Insurance Firms to Enjoy Great Opportunities in 2006

6:41:00 PM | 4/24/2006

In general, the growth rate of the Vietnamese insurance market was 8.66 per cent in 2005, considerably lower than 20.21 per cent in 2004. However with lower inflation rate (CPI in March was down 0.5 per cent versus February) and the entrance of two joint stock companies and four foreign-invested firms (AIG, ACE Life, Prevoir Vietnam and New York Life Vietnam into the insurance market, the Vietnamese insurance market will develop robustly in 2006.
 
Falling life insurance revenues
According to recent statistics from the Ministry of Finance, operational insurance firms signed more than 820,000 life insurance policies in 2005, up 3.27 per cent, or 26,000 policies against 2004 but the total insurance revenue was down 5.73 per cent on year to VND20,626 billion (US$1.29 billion).
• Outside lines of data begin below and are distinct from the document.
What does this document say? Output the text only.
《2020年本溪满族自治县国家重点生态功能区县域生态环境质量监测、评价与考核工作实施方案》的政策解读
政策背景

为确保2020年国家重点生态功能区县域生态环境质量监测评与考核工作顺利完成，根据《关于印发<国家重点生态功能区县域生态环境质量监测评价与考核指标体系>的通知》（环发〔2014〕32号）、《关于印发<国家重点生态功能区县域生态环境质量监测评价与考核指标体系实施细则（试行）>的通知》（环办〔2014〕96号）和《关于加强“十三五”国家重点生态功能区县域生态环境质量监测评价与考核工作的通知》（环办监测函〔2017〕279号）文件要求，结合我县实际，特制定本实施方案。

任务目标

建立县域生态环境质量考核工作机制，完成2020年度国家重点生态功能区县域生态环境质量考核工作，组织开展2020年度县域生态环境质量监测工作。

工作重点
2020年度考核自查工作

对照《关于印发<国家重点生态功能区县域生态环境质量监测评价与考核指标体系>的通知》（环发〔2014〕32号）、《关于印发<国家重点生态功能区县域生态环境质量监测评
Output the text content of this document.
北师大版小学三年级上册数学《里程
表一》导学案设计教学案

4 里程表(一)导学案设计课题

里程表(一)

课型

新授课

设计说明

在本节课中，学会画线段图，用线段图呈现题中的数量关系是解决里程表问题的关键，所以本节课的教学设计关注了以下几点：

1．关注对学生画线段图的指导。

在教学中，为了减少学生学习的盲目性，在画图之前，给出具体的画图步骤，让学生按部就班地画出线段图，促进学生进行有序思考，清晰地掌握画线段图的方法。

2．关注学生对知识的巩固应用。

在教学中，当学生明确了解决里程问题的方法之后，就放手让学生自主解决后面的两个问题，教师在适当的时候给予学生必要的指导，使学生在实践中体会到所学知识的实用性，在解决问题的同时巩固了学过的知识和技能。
The total life insurance premiums only reached VND1,348 billion (US$84.25 million), equalling 82.24 per cent compared with 2004.
 
Three out of five life insurance services suffered falling contracts and premium values. Lifetime insurance premiums fell from VND565 billion (US$35.31million) to VND331 billion (US$20.69 million), periodic insurance premiums dropped to VND28 billion (US$1.75 million) from VND105 billion (US$6.56 million), and complex insurance premiums plunged to VND15,452 billion ($965.75 million) from VND20,400 billion (US$1.28 billion). In addition, total cancelled insurance contracts in 2005 were over 747,000, including 331,000 first-year cancellations, equal to 4.5 per cent of effective policies and 40 per cent of total new policies.
 
However, according to Mr. Le Song Lai, Deputy Director of the Insurance Department under the Ministry of Finance, in spite of falling life insurance policies and increasing contract cancellations, the total number of effective policies in 2005 increased considerably. Notably, the premiums augmented VND28,720 billion (US$1.8 billion). With a rise in life insurance revenues, preventive funds were always enough to process indemnity. According to the Ministry of Finance’s figures, the total preventive funds of insurance firms reached VND20,383 billion (US$1.27 billion) in 2005, up 29 per cent against 2004. Therefore, they found no hardship international pay original premiums worth VND1,354 billion (US$84.63 million) and indemnities of VND766 billion (US$47.88 million).
 
Rooms Still Large for Insurance Firms
Although the growth rate of life insurance segment is falling (up 4.05 per cent in 2005 vs 17.36 per cent in 2004), the non-life insurance segment made an on-year growth of 16.1 per cent. 18 out of 32 insurance firms are joint ventures or wholly foreign-owned enterprises, yet the non-life insurance segment is still dominated by four long-established Vietnamese firms (Bao Viet, Bao Minh, PJICO and PV Insurance), which hold 86.27 per cent of non-life insurance market. For example, PV Insurance (PVI) has a small legal capital of VND100 billion (US$6.25 million) but its revenues in 2005 still reached VND775.8 billion (US$485 million), up 27 per cent compared with 2004. The pre-tax profit was VND45 billion (US$2.8 million). Lai assessed: domestic insurance firms will dominate non-life insurance market although more international insurance firms may be licensed to operate in the country. 
 
Even in the life insurance market, which is provided by eight insurance firms, Bao Viet Life Insurance still has over 38 per cent of the market share and seven other firms hold the remainder. In 2005, in spite of shrinking life insurance market, Bao Viet Insurance held the second place with 27.38 per cent market share, nearly trebling that of the United States’ AIA. According to Lai, the general insurance market has been considerably improved after two years’ synchronous implementation of strategic solutions to develop the market, increase financial capacities and business abilities of all 32 insurance firms. The risk appraisal and loss prevention works have also been improved.
 
According to the Ministry of Finance, in the non-life insurance market, apart from falling aviation insurance and slow-growing agriculture, business and financial risk insurance, other services are still developing strongly. The asset insurance and damage insurance increased 19.48 per cent followed by health insurance and human accident 16.21 per cent, fire insurance 15.32 per cent and ship body 13.91 per cent.
 
According to Lai, in addition to Bao Viet’s transformation into a financial-insurance group, Bao Minh’s listing on the stock market and Vinare’s official transaction on the stock market, many foreign insurance firms have filed documents for establishments of offices and branches in Vietnam. High growth rates are expected to remain over the past 10 years.